The VE behaves in most respects as if it were a stand-alone server. Each VE has its own superuser (root or Administrator), set of users/groups, IP address(es), processes, files, applications, system libraries and configuration files. The VE is completely accessible via the network. Due to virtualized network stack, a VE owner can have his own routing tables and firewall (iptables) rules.

Virtuozzo can support tens to hundreds of VEs on a single server due to its use of operating system-level virtualization. It is available for Linux and Microsoft Windows.

For more details on this topic, see Operating system-level virtualization.

Virtuozzo virtualizes at the operating system level, rather than the hardware level as other Virtual Machine (VM) products frequently do. Whereas VMs attempt to virtualize "a complete set of hardware," VEs represent a "lighter" abstraction, virtualizing instead "an operating system instance". All VEs run atop a single operating system kernel. The VE mechanism multiplexes this one OS kernel to look like multiple OS (and server) instances, especially from the perspective of running applications, users, and network services. Virtuozzo is based on OpenVZ, and its concepts are similar to several other operating system-level virtualization implementations, including Solaris Containers, Linux-VServer and FreeBSD Jail.

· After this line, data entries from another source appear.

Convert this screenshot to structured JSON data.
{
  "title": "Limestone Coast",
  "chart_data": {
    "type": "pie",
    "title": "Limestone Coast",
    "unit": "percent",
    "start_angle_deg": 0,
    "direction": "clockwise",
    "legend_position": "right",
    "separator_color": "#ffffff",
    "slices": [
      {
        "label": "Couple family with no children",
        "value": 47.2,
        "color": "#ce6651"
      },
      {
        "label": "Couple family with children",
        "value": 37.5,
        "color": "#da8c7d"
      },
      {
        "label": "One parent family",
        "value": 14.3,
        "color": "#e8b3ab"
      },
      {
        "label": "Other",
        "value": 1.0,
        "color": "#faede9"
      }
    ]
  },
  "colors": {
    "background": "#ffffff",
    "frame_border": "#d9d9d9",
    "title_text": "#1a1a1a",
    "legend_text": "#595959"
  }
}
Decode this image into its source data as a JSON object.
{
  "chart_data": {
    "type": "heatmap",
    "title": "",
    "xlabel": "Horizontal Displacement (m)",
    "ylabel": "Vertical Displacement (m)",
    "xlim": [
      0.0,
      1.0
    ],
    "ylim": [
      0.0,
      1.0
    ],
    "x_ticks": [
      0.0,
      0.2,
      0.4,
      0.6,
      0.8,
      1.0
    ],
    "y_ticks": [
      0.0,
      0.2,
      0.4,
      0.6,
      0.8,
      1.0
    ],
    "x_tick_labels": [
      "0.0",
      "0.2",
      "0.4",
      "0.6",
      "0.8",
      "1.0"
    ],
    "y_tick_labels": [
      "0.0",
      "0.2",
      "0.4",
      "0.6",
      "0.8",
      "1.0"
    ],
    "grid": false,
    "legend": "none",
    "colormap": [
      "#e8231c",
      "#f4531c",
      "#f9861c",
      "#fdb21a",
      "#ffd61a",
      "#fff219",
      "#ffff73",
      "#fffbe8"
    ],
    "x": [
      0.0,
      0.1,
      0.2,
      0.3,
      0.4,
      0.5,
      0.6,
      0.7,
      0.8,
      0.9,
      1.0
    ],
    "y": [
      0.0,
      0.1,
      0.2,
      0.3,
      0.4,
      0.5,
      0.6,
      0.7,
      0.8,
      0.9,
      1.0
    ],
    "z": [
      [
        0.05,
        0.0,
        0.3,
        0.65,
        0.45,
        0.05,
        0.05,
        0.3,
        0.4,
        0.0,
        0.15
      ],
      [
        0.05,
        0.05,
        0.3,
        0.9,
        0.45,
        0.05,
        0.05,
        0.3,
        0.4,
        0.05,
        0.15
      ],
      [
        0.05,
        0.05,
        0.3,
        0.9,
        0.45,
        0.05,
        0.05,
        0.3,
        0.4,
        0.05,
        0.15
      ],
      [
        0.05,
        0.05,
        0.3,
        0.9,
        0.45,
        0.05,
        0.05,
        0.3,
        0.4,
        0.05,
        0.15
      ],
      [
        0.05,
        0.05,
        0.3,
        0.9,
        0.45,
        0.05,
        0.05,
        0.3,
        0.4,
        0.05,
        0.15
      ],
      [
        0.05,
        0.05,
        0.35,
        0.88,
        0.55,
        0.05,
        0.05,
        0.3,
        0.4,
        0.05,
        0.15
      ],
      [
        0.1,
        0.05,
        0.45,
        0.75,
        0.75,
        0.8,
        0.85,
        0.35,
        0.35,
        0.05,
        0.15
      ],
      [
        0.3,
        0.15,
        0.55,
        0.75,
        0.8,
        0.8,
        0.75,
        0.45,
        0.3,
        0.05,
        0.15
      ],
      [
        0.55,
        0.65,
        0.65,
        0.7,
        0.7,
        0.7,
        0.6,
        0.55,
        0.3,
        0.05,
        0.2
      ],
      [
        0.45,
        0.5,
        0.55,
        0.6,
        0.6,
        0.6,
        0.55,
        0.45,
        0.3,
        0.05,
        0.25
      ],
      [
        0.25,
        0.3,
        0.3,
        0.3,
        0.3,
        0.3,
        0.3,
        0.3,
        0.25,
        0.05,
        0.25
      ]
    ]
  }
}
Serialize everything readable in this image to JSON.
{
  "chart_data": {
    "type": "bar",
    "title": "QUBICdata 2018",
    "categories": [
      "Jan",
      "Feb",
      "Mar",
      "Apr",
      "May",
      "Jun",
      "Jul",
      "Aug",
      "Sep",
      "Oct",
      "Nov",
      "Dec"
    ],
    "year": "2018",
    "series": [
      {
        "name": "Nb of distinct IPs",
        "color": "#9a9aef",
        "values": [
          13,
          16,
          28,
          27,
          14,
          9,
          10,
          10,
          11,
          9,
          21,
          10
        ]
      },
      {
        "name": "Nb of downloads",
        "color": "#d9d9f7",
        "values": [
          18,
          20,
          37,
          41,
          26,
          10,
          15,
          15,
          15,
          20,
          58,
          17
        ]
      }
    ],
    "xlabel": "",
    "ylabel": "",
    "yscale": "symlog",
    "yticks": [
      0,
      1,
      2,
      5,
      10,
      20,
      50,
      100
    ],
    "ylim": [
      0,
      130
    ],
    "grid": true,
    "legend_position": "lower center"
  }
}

Because they virtualize less, VEs impose lower overhead than VMs. As a result, more VEs can be supported on a given server. Proponents occasionally claim "thousands of VEs per server" in test situations to determine the upper limits of the technology. Virtuozzo supports servers with up to 64 x86 CPUs and 64 GB of RAM, but 1-4 CPU systems are far more common in practice.

Virtuozzo for Linux is based on OpenVZ, which is available under the GNU General Public License.

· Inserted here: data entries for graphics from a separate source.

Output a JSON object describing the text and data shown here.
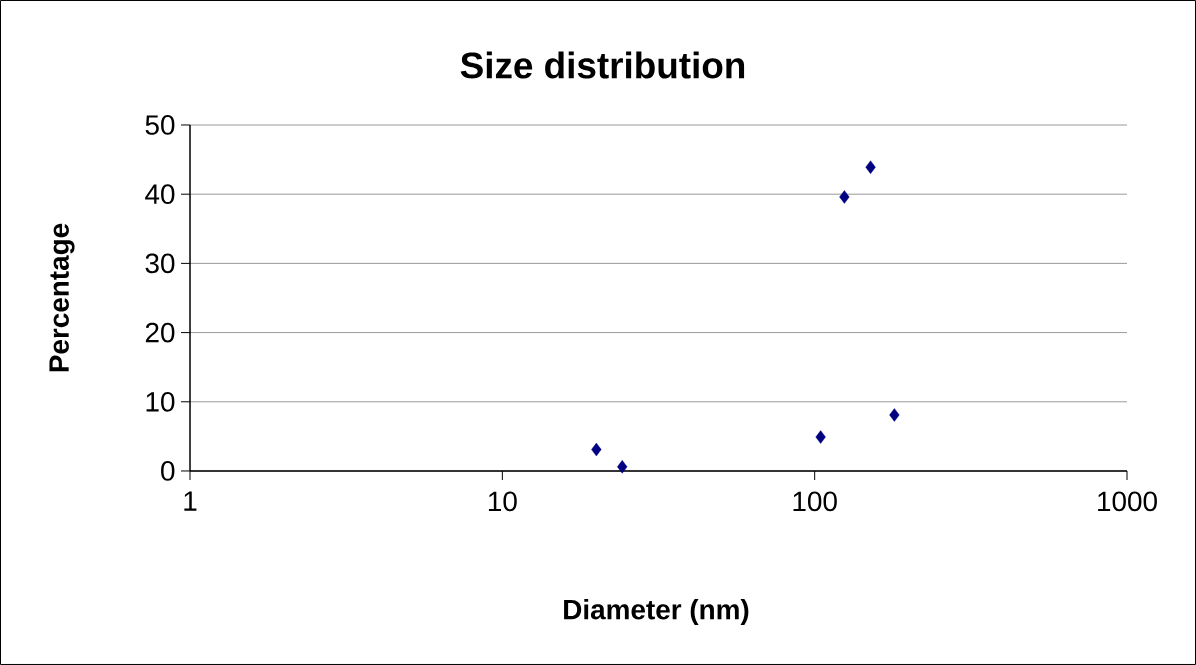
{
  "chart_data": {
    "type": "scatter",
    "title": "Size distribution",
    "xlabel": "Diameter (nm)",
    "ylabel": "Percentage",
    "log": "x",
    "xlim": [
      1,
      1000
    ],
    "xticks": [
      1,
      10,
      100,
      1000
    ],
    "ylim": [
      0,
      50
    ],
    "yticks": [
      0,
      10,
      20,
      30,
      40,
      50
    ],
    "grid": "y",
    "marker": "diamond",
    "series": [
      {
        "color": "#000080",
        "x": [
          20.0,
          24.2,
          104.5,
          124.5,
          151,
          180
        ],
        "values": [
          3.1,
          0.6,
          4.9,
          39.6,
          43.9,
          8.1
        ]
      }
    ]
  }
}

Virtuozzo is a different approach to virtualization based on a different architecture from most other virtualization technologies. Virtuozzo was designed to be a low-overhead, fast-performing solution with many tools for simple management, since its early adopters include service providers with thousands of VEs to manage. The technology is based on a single OS flavor for a server, which makes it less useful for developers who would like to run different OSs on a single server. SWsoft claims that the performance and management advantages of having the single OS outweigh this limitation, because most server consolidations are done on similar OSs. Typically the same system administrator, either Windows or Linux, will own a server and control its maintenance.

SWsoft also claims that VM vendors have issued false information regarding the nature of isolation and security of Virtuozzo, and that a core component of the Virtuozzo technology ensures that VEs are isolated and secure. Virtuozzo has been running in service provider environments since 2001, which house hundreds of different unfriendly customers on a single server, without the benefit of an external firewall. Because of these conditions, SWsoft claims that Virtuozzo technology is more tested and secure than VM technologies that all have friendly residents and are protected from hackers.

Because they rely on the services of a single kernel, all of the VEs on a given server are running the same kernel, but everything else — system libraries, configuration and program files — can be different in different VEs, so different Linux distributions are happily coexisting on a single Virtuozzo for Linux server. Still, if you want to run different kernels on the very same physical server at the same time, you should take a look into solutions employing either paravirtualization or software emulation techniques. Note however that those technologies have higher performance overhead and lower density than operating system-level virtualization.